I just want to make sure that this is all in balance as far as nitrate/phosphate ratios go and any other ratios i dont know about..lol.
If I need to change anything let me know!


----------



## jrvs23 (Apr 14, 2006)

Go by the chart in the EI dosing guide for a 100+ gal tank. The amounts you have are way low.


----------



## rachpreach (May 23, 2006)

where is the EI dosing guide?


----------



## hoppycalif (Apr 7, 2005)

http://www.aquaticplantcentral.com/...zing/15225-estimative-index-dosing-guide.html


----------



## rachpreach (May 23, 2006)

but can these amounts apply for only 2wpg?


----------



## John N. (Dec 11, 2005)

For a 2.0 wpg, I would use the dosage for the one recommended below your particular tank size, and go from there.
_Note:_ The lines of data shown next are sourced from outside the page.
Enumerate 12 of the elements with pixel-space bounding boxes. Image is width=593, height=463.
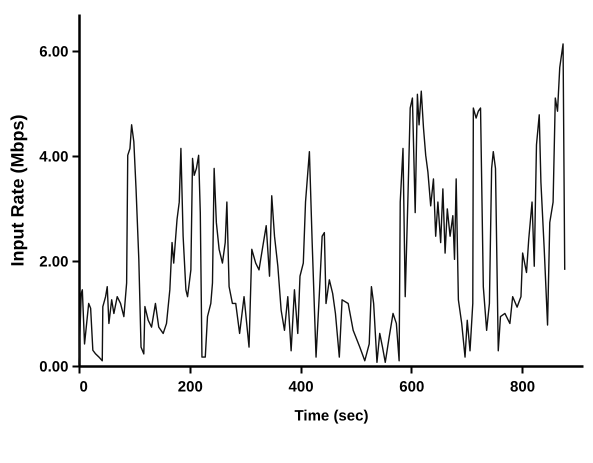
x-tick-label: 800 — [510, 378, 536, 396]
x-axis-title: Time (sec) — [294, 408, 368, 424]
x-tick-label: 400 — [288, 378, 314, 396]
y-tick-label: 2.00 — [39, 253, 68, 270]
x-tick-label: 600 — [399, 378, 424, 396]
line-series — [78, 43, 566, 365]
y-tick-label: 6.00 — [39, 43, 68, 60]
x-tick-label: 200 — [178, 378, 203, 396]
y-axis-title: Input Rate (Mbps) — [7, 114, 28, 266]
y-tick-label: 4.00 — [39, 148, 68, 166]
y-tick-label: 0.00 — [39, 358, 68, 376]
x-tick-label: 0 — [80, 378, 88, 396]
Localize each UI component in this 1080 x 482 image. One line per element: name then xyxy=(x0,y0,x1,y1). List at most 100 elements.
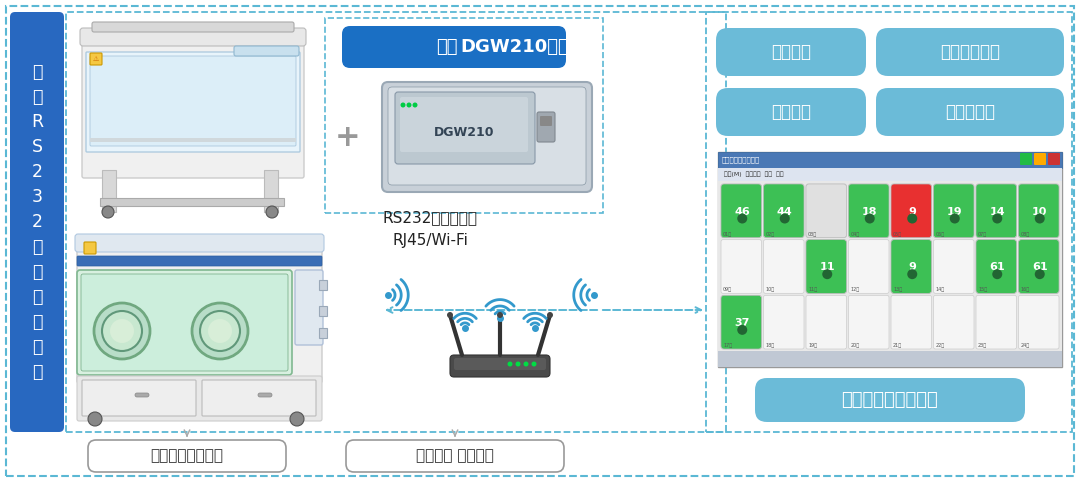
Text: 18: 18 xyxy=(862,207,877,217)
Circle shape xyxy=(413,103,418,107)
FancyBboxPatch shape xyxy=(849,184,889,238)
FancyBboxPatch shape xyxy=(258,393,272,397)
Text: 14库: 14库 xyxy=(935,287,945,293)
Text: 02库: 02库 xyxy=(766,232,774,237)
FancyBboxPatch shape xyxy=(1018,295,1059,349)
FancyBboxPatch shape xyxy=(342,26,566,68)
Text: 集中化管理: 集中化管理 xyxy=(945,103,995,121)
Text: 06库: 06库 xyxy=(935,232,945,237)
Bar xyxy=(718,152,1062,168)
FancyBboxPatch shape xyxy=(933,184,974,238)
FancyBboxPatch shape xyxy=(77,240,322,383)
Bar xyxy=(319,306,327,316)
Text: DGW210: DGW210 xyxy=(434,125,495,138)
FancyBboxPatch shape xyxy=(764,184,804,238)
FancyBboxPatch shape xyxy=(295,270,323,345)
FancyBboxPatch shape xyxy=(87,440,286,472)
FancyBboxPatch shape xyxy=(80,28,306,46)
Bar xyxy=(718,152,1062,367)
Text: 19: 19 xyxy=(947,207,962,217)
FancyBboxPatch shape xyxy=(1018,184,1059,238)
FancyBboxPatch shape xyxy=(876,28,1064,76)
FancyBboxPatch shape xyxy=(764,295,804,349)
FancyBboxPatch shape xyxy=(1034,153,1047,165)
Bar xyxy=(706,12,1072,432)
FancyBboxPatch shape xyxy=(202,380,316,416)
Text: RS232电脑接口转
RJ45/Wi-Fi: RS232电脑接口转 RJ45/Wi-Fi xyxy=(382,210,477,248)
Text: 监控(M)  模块测试  帮助  关于: 监控(M) 模块测试 帮助 关于 xyxy=(724,171,784,177)
Text: 12库: 12库 xyxy=(851,287,860,293)
FancyBboxPatch shape xyxy=(721,184,761,238)
FancyBboxPatch shape xyxy=(1018,240,1059,294)
FancyBboxPatch shape xyxy=(721,240,761,294)
FancyBboxPatch shape xyxy=(450,355,550,377)
Text: 21库: 21库 xyxy=(893,343,902,348)
Circle shape xyxy=(102,206,114,218)
FancyBboxPatch shape xyxy=(86,52,300,152)
Text: 17库: 17库 xyxy=(723,343,732,348)
Bar xyxy=(319,328,327,338)
Circle shape xyxy=(993,269,1002,279)
FancyBboxPatch shape xyxy=(90,56,296,146)
Circle shape xyxy=(94,303,150,359)
FancyBboxPatch shape xyxy=(976,184,1016,238)
Circle shape xyxy=(192,303,248,359)
Text: 24库: 24库 xyxy=(1021,343,1029,348)
FancyBboxPatch shape xyxy=(716,88,866,136)
Text: 筱体环境监测: 筱体环境监测 xyxy=(940,43,1000,61)
FancyBboxPatch shape xyxy=(90,53,102,65)
Text: 44: 44 xyxy=(777,207,793,217)
Bar xyxy=(718,351,1062,367)
Circle shape xyxy=(508,362,513,366)
FancyBboxPatch shape xyxy=(849,240,889,294)
Text: 自动控温: 自动控温 xyxy=(771,43,811,61)
Text: 9: 9 xyxy=(908,263,916,272)
FancyBboxPatch shape xyxy=(10,12,64,432)
FancyBboxPatch shape xyxy=(849,295,889,349)
FancyBboxPatch shape xyxy=(135,393,149,397)
Bar xyxy=(264,170,278,212)
Text: 自连: 自连 xyxy=(436,38,458,56)
Text: 09库: 09库 xyxy=(723,287,732,293)
FancyBboxPatch shape xyxy=(891,184,931,238)
Text: 14: 14 xyxy=(989,207,1005,217)
Circle shape xyxy=(1035,269,1044,279)
FancyBboxPatch shape xyxy=(1018,184,1059,238)
Circle shape xyxy=(110,319,134,343)
FancyBboxPatch shape xyxy=(976,240,1016,294)
Circle shape xyxy=(1035,214,1044,224)
Circle shape xyxy=(822,269,833,279)
Text: 13库: 13库 xyxy=(893,287,902,293)
FancyBboxPatch shape xyxy=(75,234,324,252)
Text: 03库: 03库 xyxy=(808,232,818,237)
FancyBboxPatch shape xyxy=(92,22,294,32)
FancyBboxPatch shape xyxy=(382,82,592,192)
Text: 01库: 01库 xyxy=(723,232,732,237)
Text: 23库: 23库 xyxy=(978,343,987,348)
Circle shape xyxy=(291,412,303,426)
Text: DGW210网关: DGW210网关 xyxy=(460,38,569,56)
Text: 05库: 05库 xyxy=(893,232,902,237)
Bar xyxy=(90,138,296,142)
Circle shape xyxy=(738,214,747,224)
Bar xyxy=(319,280,327,290)
Circle shape xyxy=(993,214,1002,224)
FancyBboxPatch shape xyxy=(346,440,564,472)
Text: 37: 37 xyxy=(734,318,750,328)
Text: 15库: 15库 xyxy=(978,287,987,293)
FancyBboxPatch shape xyxy=(721,295,761,349)
FancyBboxPatch shape xyxy=(876,88,1064,136)
Circle shape xyxy=(87,412,102,426)
FancyBboxPatch shape xyxy=(1018,240,1059,294)
Text: 20库: 20库 xyxy=(851,343,860,348)
Circle shape xyxy=(447,312,453,318)
Text: 11库: 11库 xyxy=(808,287,818,293)
FancyBboxPatch shape xyxy=(891,295,931,349)
FancyBboxPatch shape xyxy=(806,184,847,238)
FancyBboxPatch shape xyxy=(77,376,322,421)
FancyBboxPatch shape xyxy=(716,28,866,76)
Bar xyxy=(100,198,284,206)
Circle shape xyxy=(266,206,278,218)
Text: 07库: 07库 xyxy=(978,232,987,237)
Text: +: + xyxy=(335,122,361,151)
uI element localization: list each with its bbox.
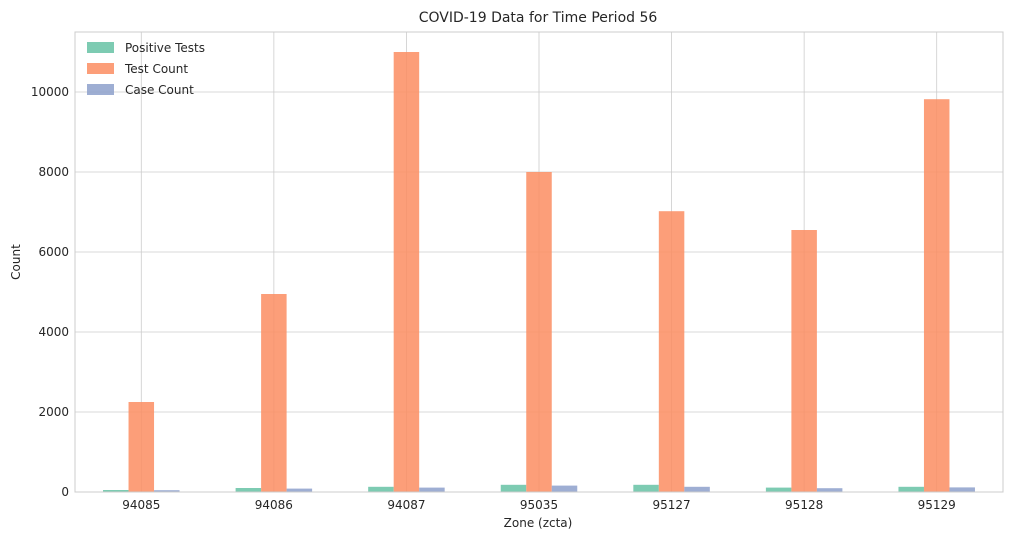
plot-area: 0 2000 4000 6000 8000 10000 94085 94086 94087 950…: [31, 31, 1004, 512]
chart-title: COVID-19 Data for Time Period 56: [419, 10, 658, 26]
bar-case-count: [419, 487, 445, 492]
x-tick-label: 95129: [918, 498, 956, 512]
bar-case-count: [684, 486, 710, 492]
x-axis-label: Zone (zcta): [504, 516, 573, 530]
bar-positive-tests: [898, 486, 924, 492]
legend-label: Test Count: [124, 62, 188, 76]
y-tick-label: 6000: [38, 245, 69, 259]
bar-case-count: [949, 487, 975, 492]
legend-swatch: [87, 42, 114, 53]
bar-test-count: [261, 294, 287, 492]
bar-test-count: [526, 172, 552, 492]
legend-swatch: [87, 84, 114, 95]
bar-test-count: [393, 52, 420, 492]
x-tick-label: 94087: [387, 498, 425, 512]
y-tick-label: 10000: [31, 85, 69, 99]
legend-label: Positive Tests: [125, 41, 205, 55]
bar-test-count: [923, 99, 950, 492]
bar-case-count: [551, 485, 578, 492]
legend-label: Case Count: [125, 83, 194, 97]
bar-case-count: [286, 488, 313, 492]
bar-test-count: [128, 402, 155, 492]
y-axis-label: Count: [9, 244, 23, 280]
y-tick-label: 4000: [38, 325, 69, 339]
x-tick-label: 94086: [255, 498, 293, 512]
plot-frame: [74, 31, 1004, 493]
bar-positive-tests: [103, 490, 129, 492]
x-tick-label: 95035: [520, 498, 558, 512]
x-tick-label: 95128: [785, 498, 823, 512]
legend-swatch: [87, 63, 114, 74]
bar-test-count: [658, 211, 685, 492]
x-tick-label: 95127: [652, 498, 690, 512]
bar-positive-tests: [765, 487, 792, 492]
bar-positive-tests: [633, 484, 659, 492]
y-tick-label: 0: [61, 485, 69, 499]
bar-case-count: [816, 488, 843, 492]
bar-test-count: [791, 230, 817, 492]
y-tick-label: 8000: [38, 165, 69, 179]
bar-positive-tests: [500, 484, 527, 492]
bar-positive-tests: [368, 486, 394, 492]
y-tick-label: 2000: [38, 405, 69, 419]
bar-case-count: [154, 490, 180, 492]
bar-positive-tests: [235, 488, 262, 492]
x-tick-label: 94085: [122, 498, 160, 512]
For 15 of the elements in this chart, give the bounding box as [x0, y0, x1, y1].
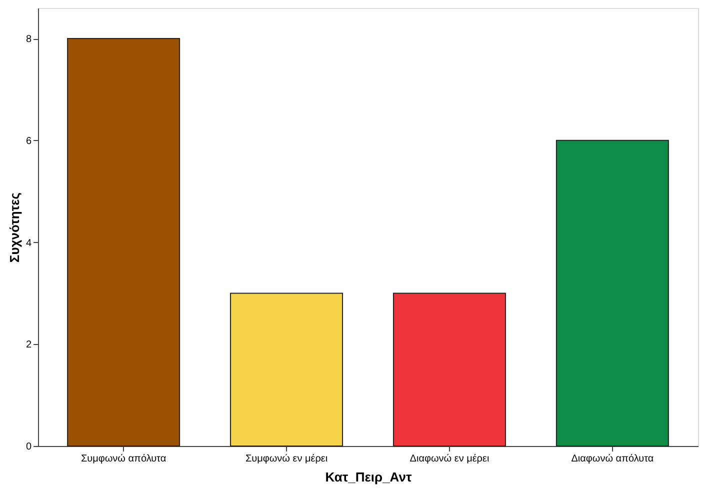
x-tick-label: Διαφωνώ εν μέρει	[410, 454, 490, 464]
y-tick-label: 8	[26, 34, 32, 46]
bar	[67, 38, 180, 446]
y-axis-title: Συχνότητες	[6, 192, 22, 263]
x-axis-title: Κατ_Πειρ_Αντ	[325, 470, 412, 484]
y-tick-label: 2	[26, 340, 32, 351]
bar	[230, 292, 344, 446]
bar	[556, 140, 669, 446]
x-tick-label: Συμφωνώ απόλυτα	[80, 454, 166, 464]
bar	[392, 292, 506, 446]
y-tick-label: 4	[26, 238, 32, 249]
y-tick-label: 6	[26, 136, 32, 147]
y-tick-label: 0	[26, 442, 32, 452]
x-tick-label: Διαφωνώ απόλυτα	[571, 454, 654, 464]
x-tick-label: Συμφωνώ εν μέρει	[245, 454, 328, 464]
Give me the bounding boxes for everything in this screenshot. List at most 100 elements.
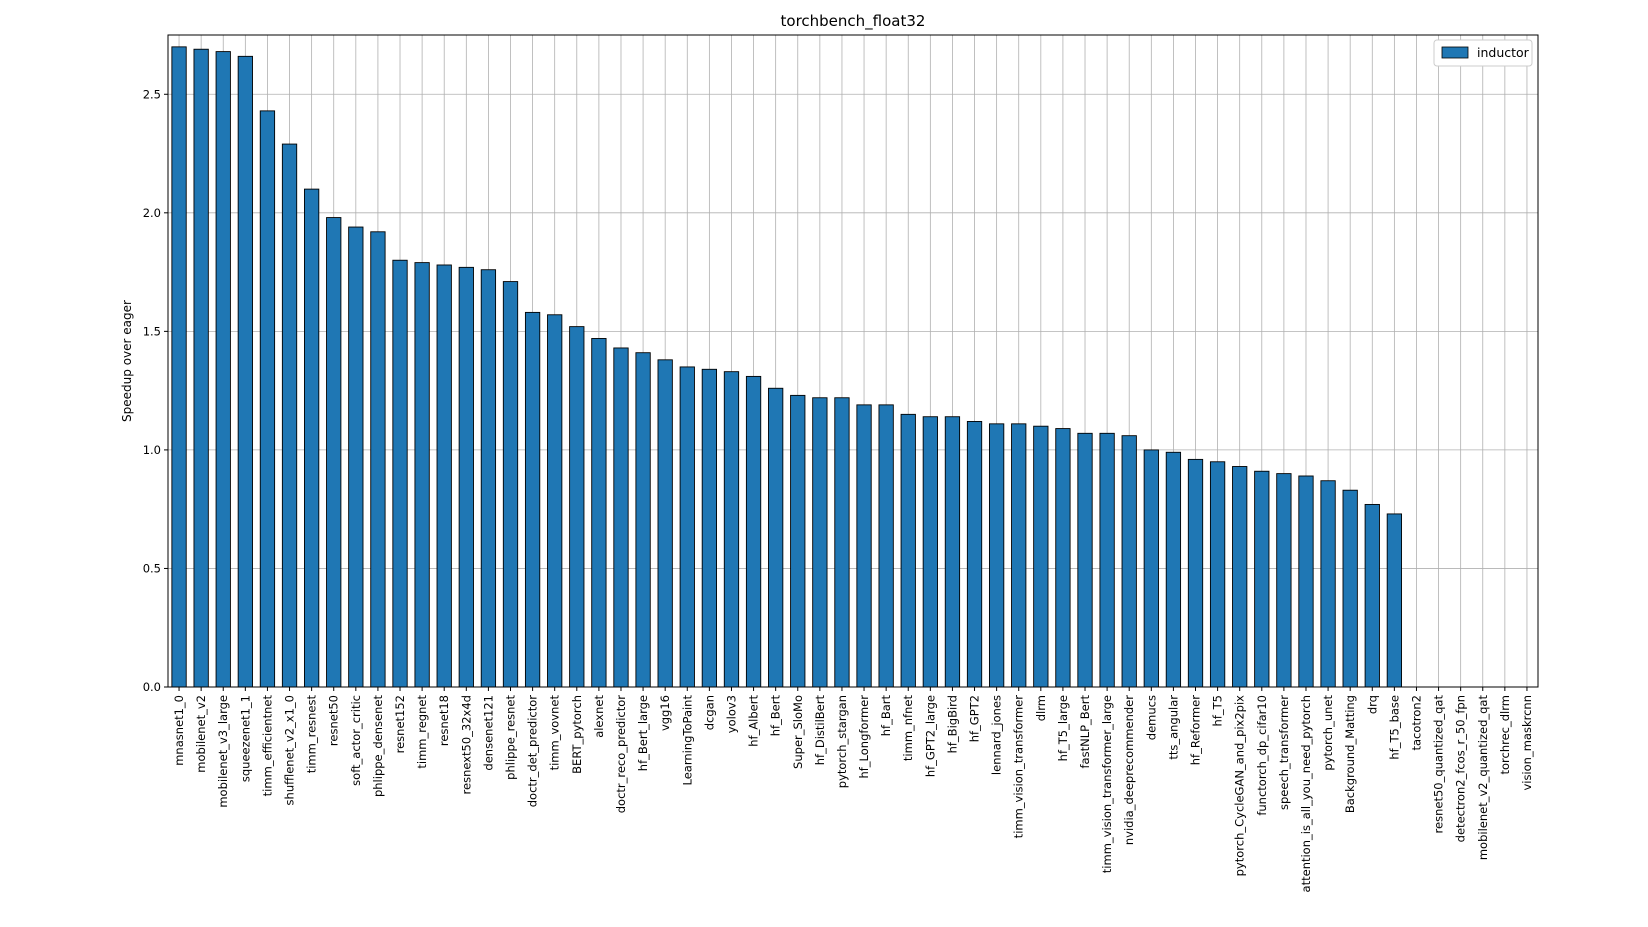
x-tick-label: mobilenet_v3_large [216, 695, 230, 808]
bar-doctr_reco_predictor [613, 347, 629, 688]
y-tick-label: 1.5 [143, 324, 161, 338]
bar-dcgan [701, 368, 718, 688]
x-tick-label: hf_Bert [769, 695, 783, 737]
x-tick-label: Background_Matting [1343, 695, 1357, 813]
bar-hf_BigBird [944, 416, 961, 688]
x-tick-label: BERT_pytorch [570, 695, 584, 774]
y-axis-label: Speedup over eager [120, 300, 134, 422]
plot-frame [167, 34, 1539, 688]
bar-phlippe_resnet [502, 281, 519, 688]
x-tick-label: pytorch_stargan [835, 695, 849, 788]
bar-hf_Longformer [856, 404, 872, 688]
bar-doctr_det_predictor [524, 311, 541, 688]
bar-hf_Reformer [1187, 458, 1204, 688]
bar-hf_T5 [1209, 461, 1226, 688]
y-axis: 0.0 0.5 1.0 1.5 2.0 2.5 [143, 87, 168, 694]
bar-tts_angular [1165, 451, 1182, 688]
x-tick-label: dlrm [1034, 695, 1048, 721]
bar-squeezenet1_1 [237, 55, 253, 688]
bar-phlippe_densenet [370, 231, 386, 688]
x-tick-label: timm_resnest [305, 695, 319, 774]
x-tick-label: dcgan [702, 695, 716, 730]
bar-densenet121 [480, 269, 497, 688]
x-tick-label: demucs [1144, 695, 1158, 740]
bar-pytorch_CycleGAN_and_pix2pix [1232, 466, 1248, 688]
bars-group [171, 46, 1403, 688]
legend: inductor [1433, 39, 1533, 67]
bar-timm_nfnet [900, 413, 916, 688]
x-tick-label: soft_actor_critic [349, 695, 363, 786]
x-tick-label: pytorch_CycleGAN_and_pix2pix [1233, 695, 1247, 877]
x-tick-label: mnasnet1_0 [172, 695, 186, 766]
x-axis: mnasnet1_0 mobilenet_v2 mobilenet_v3_large… [172, 687, 1534, 892]
x-tick-label: timm_vision_transformer_large [1100, 695, 1114, 873]
x-tick-label: densenet121 [481, 695, 495, 771]
bar-hf_DistilBert [812, 397, 828, 688]
bar-drq [1364, 503, 1380, 688]
x-tick-label: hf_Bart [879, 695, 893, 737]
x-tick-label: timm_regnet [415, 695, 429, 769]
x-tick-label: resnet50 [327, 695, 341, 746]
bar-timm_vision_transformer_large [1099, 432, 1115, 688]
bar-dlrm [1033, 425, 1049, 688]
x-tick-label: nvidia_deeprecommender [1122, 695, 1136, 845]
bar-nvidia_deeprecommender [1121, 435, 1137, 688]
bar-Super_SloMo [790, 394, 806, 688]
x-tick-label: timm_vision_transformer [1012, 695, 1026, 839]
x-tick-label: vgg16 [658, 695, 672, 731]
x-tick-label: hf_BigBird [945, 695, 959, 753]
x-tick-label: hf_GPT2_large [923, 695, 937, 777]
bar-demucs [1143, 449, 1159, 688]
x-tick-label: functorch_dp_cifar10 [1255, 695, 1269, 816]
x-tick-label: attention_is_all_you_need_pytorch [1299, 695, 1313, 892]
bar-mnasnet1_0 [171, 46, 187, 688]
y-tick-label: 0.0 [143, 680, 161, 694]
x-tick-label: hf_T5_large [1056, 695, 1070, 761]
x-tick-label: pytorch_unet [1321, 695, 1335, 771]
bar-hf_GPT2 [966, 421, 983, 688]
x-tick-label: tacotron2 [1409, 695, 1423, 751]
bar-resnet152 [392, 259, 408, 688]
x-tick-label: vision_maskrcnn [1520, 695, 1534, 791]
x-tick-label: detectron2_fcos_r_50_fpn [1454, 695, 1468, 842]
x-tick-label: doctr_reco_predictor [614, 695, 628, 814]
x-tick-label: hf_Bert_large [636, 695, 650, 771]
bar-BERT_pytorch [569, 326, 585, 688]
bar-resnet50 [326, 217, 342, 688]
x-tick-label: shufflenet_v2_x1_0 [283, 695, 297, 805]
bar-timm_regnet [414, 262, 430, 688]
x-tick-label: LearningToPaint [680, 695, 694, 786]
bar-timm_efficientnet [259, 110, 276, 688]
bar-timm_vision_transformer [1011, 423, 1027, 688]
bar-resnext50_32x4d [458, 266, 474, 688]
x-tick-label: yolov3 [724, 695, 738, 733]
bar-hf_Bert_large [635, 352, 651, 688]
x-tick-label: tts_angular [1166, 695, 1180, 760]
bar-timm_resnest [303, 188, 320, 688]
x-tick-label: hf_GPT2 [968, 695, 982, 742]
x-tick-label: hf_Reformer [1189, 695, 1203, 766]
bar-yolov3 [723, 371, 740, 688]
x-tick-label: squeezenet1_1 [238, 695, 252, 782]
y-tick-label: 0.5 [143, 561, 161, 575]
bar-functorch_dp_cifar10 [1254, 470, 1270, 688]
bar-pytorch_stargan [834, 397, 850, 688]
bar-timm_vovnet [547, 314, 563, 688]
legend-box [1433, 39, 1533, 67]
bar-shufflenet_v2_x1_0 [281, 143, 298, 688]
y-tick-label: 2.5 [143, 87, 161, 101]
bar-attention_is_all_you_need_pytorch [1298, 475, 1314, 688]
x-tick-label: resnet152 [393, 695, 407, 753]
x-tick-label: hf_Albert [747, 695, 761, 747]
bar-mobilenet_v3_large [215, 51, 231, 688]
x-tick-label: hf_Longformer [857, 695, 871, 779]
bar-lennard_jones [988, 423, 1005, 688]
x-tick-label: mobilenet_v2 [194, 695, 208, 773]
bar-hf_Bert [768, 387, 784, 688]
x-tick-label: speech_transformer [1277, 695, 1291, 810]
bar-speech_transformer [1276, 473, 1292, 688]
x-tick-label: timm_nfnet [901, 695, 915, 762]
bar-hf_T5_large [1055, 428, 1071, 688]
x-tick-label: timm_vovnet [548, 695, 562, 771]
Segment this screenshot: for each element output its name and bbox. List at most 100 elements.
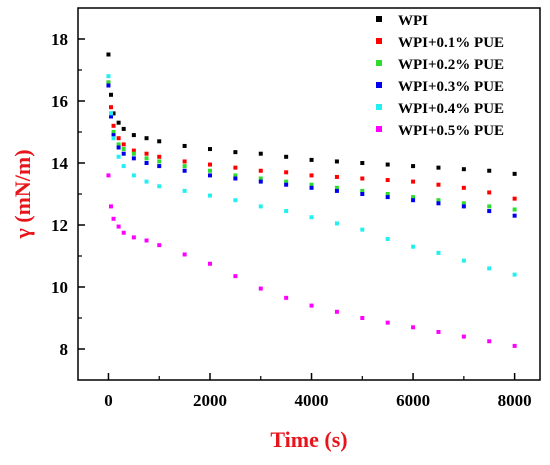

That way you can ensure that you are getting all the nutrients, and not overly overdosing the fertilizers. If you start to see any deficiencies in the new growth then steadily increase the dosages until you see healthy growth all around.

-John N.


----------



## hoppycalif (Apr 7, 2005)

Two watts per gallon on a 100 gallon tank is not low light. It should be enough light to grow almost everything. Possibly it could be called moderate light, but not low.


----------



## rachpreach (May 23, 2006)

the EI dosing doesnt list for phosphate dosing. I know that there is a ratio on nitrate and phosphate. So if i added 3/4 tsp. of nitrate then how much phosphate should i add?


----------



## John N. (Dec 11, 2005)

3/4 tsp KNO3 - Nitrates
¼ tsp KH2P04 - Phosphates
¼ tsp K2SO4 - Potassium (optional)
+/- ¼ tsp Plantex.

You don't have to worry too much about the exact ratios. Remember these are all estimative doses, it doesn't have to completely exact. You can add a "pinch" more of each if you fill that the plants are showing deficiencies. At 2.0 wpg you'll be fine dosing the above amounts. But FYI the above in a 100 gallons, is 3:1 N to P

-John N.


----------



## John N. (Dec 11, 2005)

3/4 tsp KNO3 - Nitrates
¼ tsp KH2P04 - Phosphates
¼ tsp K2SO4 - Potassium (optional)
¼ tsp Plantex.

You don't have to worry too much about the exact ratios. Remember these are all estimative doses, it doesn't have to completely exact. You can add a "pinch" more of each if you feel that the plants are showing deficiencies. At 2.0 wpg you'll be fine dosing the above amounts. But FYI the above in a 100 gallons, is 3:1 N to P

-John N.


----------



## rachpreach (May 23, 2006)

ok thank you very much john n.


----------



## rachpreach (May 23, 2006)

BTW if you look at my original dosing regimen I had close to the same amount in teaspoons but i had more potassium which i dosed at 1 teaspoon. Should i decrease that to 1/4 tsp or dose it matter?


----------



## John N. (Dec 11, 2005)

The increase dosage from both KNO3 and KH2PO4 should provide sufficient potassium levels for the tank, hence the optional dosage of K2SO4. But if you were to dose it, go with 1/4 tsp of K+

-John N.


----------